An obligation rated ‘B’ is more vulnerable to nonpayment than obligations rated ‘BB’, but the obligor currently has the capacity to meet its financial commitment on the obligation. Adverse business, financial, or economic conditions will likely impair the obligor’s capacity or willingness to meet its financial commitment on the obligation.
A short-term obligion rated ‘B’ is regarded as vulnerable and has significant speculative characteristics. The obligor currently has the capacity to meet its financial commitments; however, it faces major ongoing uncertainties which could lead to the obligor’s inadequate capacity to meet its financial commitments.
B rated companies lack the usual structures to secure their future.
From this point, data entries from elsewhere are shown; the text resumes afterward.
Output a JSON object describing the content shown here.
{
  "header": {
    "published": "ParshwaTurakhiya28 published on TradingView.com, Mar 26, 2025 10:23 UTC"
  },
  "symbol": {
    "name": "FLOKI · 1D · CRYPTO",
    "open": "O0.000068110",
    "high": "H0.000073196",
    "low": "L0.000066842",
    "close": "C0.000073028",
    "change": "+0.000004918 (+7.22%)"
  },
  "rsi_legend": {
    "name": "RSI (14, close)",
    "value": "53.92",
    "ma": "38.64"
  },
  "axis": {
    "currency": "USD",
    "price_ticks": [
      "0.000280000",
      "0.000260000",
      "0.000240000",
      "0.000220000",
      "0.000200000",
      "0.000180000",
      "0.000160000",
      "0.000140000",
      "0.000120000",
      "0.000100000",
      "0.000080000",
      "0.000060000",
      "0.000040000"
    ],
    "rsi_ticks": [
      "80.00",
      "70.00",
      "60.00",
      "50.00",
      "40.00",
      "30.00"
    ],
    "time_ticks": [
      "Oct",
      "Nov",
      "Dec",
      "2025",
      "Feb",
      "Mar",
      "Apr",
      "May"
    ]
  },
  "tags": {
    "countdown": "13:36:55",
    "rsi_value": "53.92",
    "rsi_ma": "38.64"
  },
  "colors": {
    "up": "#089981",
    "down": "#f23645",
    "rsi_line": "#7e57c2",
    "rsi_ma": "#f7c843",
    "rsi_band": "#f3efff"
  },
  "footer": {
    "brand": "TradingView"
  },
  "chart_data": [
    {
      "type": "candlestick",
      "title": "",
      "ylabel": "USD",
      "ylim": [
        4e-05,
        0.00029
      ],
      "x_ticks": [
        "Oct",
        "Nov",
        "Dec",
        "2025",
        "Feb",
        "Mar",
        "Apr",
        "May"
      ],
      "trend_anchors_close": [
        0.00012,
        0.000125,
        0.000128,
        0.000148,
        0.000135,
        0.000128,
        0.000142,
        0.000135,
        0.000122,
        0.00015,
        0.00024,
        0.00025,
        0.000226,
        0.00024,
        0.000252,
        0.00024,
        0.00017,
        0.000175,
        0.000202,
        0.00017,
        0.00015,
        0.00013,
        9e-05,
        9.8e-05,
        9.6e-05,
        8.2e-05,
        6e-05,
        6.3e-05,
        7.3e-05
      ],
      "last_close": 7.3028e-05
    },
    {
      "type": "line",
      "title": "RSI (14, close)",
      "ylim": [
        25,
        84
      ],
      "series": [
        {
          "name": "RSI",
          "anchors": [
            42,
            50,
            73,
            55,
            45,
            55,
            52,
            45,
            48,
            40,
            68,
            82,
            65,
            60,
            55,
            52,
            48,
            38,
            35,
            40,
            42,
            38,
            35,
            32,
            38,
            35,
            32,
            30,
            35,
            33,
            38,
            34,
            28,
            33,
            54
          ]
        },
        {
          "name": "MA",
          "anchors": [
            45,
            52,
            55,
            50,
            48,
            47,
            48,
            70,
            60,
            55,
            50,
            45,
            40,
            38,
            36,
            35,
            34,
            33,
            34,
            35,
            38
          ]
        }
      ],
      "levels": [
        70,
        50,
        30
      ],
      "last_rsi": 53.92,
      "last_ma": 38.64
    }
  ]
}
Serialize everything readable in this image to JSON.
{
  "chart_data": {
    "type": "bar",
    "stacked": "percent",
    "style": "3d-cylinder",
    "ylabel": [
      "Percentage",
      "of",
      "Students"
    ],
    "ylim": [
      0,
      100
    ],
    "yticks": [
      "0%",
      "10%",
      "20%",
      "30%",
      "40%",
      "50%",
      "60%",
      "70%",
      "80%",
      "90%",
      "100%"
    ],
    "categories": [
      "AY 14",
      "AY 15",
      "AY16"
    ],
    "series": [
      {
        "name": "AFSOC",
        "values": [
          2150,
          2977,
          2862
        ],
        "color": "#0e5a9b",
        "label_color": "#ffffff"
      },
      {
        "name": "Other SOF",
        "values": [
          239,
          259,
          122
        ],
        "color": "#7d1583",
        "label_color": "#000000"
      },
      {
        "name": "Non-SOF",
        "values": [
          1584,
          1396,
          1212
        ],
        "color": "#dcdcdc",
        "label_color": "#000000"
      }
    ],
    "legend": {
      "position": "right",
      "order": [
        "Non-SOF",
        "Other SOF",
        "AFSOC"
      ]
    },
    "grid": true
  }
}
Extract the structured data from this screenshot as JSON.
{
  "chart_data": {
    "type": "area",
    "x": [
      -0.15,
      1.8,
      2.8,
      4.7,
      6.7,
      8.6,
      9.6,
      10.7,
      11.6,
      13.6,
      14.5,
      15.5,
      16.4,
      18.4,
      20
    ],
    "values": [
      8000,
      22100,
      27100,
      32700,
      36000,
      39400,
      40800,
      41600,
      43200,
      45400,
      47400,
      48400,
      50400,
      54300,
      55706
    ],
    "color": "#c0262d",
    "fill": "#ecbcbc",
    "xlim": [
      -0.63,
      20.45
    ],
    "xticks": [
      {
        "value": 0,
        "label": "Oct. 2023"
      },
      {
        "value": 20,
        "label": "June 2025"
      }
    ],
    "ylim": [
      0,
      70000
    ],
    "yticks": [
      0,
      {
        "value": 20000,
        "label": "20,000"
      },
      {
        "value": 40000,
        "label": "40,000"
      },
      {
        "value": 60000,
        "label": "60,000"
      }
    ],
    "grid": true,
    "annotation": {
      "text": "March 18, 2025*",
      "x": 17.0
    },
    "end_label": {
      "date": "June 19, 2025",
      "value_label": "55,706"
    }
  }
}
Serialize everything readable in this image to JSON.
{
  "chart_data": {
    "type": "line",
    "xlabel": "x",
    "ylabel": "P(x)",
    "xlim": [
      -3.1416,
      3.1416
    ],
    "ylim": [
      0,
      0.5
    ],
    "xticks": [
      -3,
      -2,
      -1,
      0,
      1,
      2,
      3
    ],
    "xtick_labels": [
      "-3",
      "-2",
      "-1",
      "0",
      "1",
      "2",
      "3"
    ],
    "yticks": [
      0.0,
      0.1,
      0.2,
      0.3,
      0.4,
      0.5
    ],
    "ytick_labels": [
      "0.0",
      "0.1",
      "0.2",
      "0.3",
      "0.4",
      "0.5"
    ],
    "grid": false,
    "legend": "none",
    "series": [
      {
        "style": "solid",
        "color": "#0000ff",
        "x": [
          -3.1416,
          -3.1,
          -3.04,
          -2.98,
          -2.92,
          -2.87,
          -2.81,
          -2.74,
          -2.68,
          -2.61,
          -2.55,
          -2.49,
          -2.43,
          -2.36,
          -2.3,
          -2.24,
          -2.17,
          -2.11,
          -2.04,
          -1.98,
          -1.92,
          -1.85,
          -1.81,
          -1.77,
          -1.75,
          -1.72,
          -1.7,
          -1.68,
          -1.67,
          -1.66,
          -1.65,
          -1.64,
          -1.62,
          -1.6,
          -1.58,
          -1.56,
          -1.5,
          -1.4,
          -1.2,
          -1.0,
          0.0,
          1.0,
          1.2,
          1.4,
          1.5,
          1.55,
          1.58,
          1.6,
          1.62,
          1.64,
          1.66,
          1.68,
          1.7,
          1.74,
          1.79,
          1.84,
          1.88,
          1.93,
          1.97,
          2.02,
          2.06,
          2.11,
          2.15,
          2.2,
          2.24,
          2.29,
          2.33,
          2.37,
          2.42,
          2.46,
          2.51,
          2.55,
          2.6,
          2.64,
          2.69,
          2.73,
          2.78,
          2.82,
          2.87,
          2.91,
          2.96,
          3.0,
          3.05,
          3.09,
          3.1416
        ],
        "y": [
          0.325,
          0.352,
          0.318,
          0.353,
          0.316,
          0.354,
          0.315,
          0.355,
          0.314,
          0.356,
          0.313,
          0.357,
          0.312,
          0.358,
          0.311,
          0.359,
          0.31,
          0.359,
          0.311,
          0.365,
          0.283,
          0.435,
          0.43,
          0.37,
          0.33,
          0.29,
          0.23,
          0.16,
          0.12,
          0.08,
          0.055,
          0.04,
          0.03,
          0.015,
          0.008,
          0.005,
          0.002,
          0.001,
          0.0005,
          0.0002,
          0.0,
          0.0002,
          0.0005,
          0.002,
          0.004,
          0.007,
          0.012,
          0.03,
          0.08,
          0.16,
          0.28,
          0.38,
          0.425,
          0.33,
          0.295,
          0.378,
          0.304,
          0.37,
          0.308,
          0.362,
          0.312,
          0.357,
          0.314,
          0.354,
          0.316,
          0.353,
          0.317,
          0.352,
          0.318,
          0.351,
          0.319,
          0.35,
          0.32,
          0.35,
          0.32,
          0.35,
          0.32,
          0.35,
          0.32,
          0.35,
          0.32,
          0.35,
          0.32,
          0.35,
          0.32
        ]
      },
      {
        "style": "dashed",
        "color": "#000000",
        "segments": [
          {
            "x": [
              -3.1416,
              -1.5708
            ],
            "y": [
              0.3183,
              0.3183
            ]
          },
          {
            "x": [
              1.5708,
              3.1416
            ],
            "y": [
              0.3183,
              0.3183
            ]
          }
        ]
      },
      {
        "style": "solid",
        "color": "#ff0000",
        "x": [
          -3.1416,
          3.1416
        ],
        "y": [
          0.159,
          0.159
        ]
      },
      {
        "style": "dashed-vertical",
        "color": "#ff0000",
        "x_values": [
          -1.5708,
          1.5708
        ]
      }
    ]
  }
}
Negative business developments or changes in the general financial and economic conditions will most likely make it impossible for them to fulfil their financial obligations in a suitable manner.
Why are there no legally binding definitions of rating symbols here? Depending on the subject of the rating and the scope of application, different legal framework conditions apply, which also differ in states of different legal systems. Rating scales are the subject of a development that has lasted for more than a century. Rating agencies continue to develop their scales due to new insights, improved analytical techniques and growing or changing market requirements. Therefore, in each individual case, the evidence of a rating is to be examined as to which statement should be made with a rating. Depending on the time, subject and other conditions, rating symbols are to be interpreted differently. Therefore, we recommend detailed advice. Why are rating agencies not mentioned here by name? It is the responsibility of each rating agency to provide its definitions of rating symbols and, if necessary, to update them. It happens that different rating agencies use the same rating symbols, sometimes with comparable but sometimes with different meanings. The definitions offered by rating agencies need to be questioned because in rare cases the wording of the definitions is ambiguous and promises, for example, a certainty of judgment that we at RATING EVIDENCE can not confirm empirically.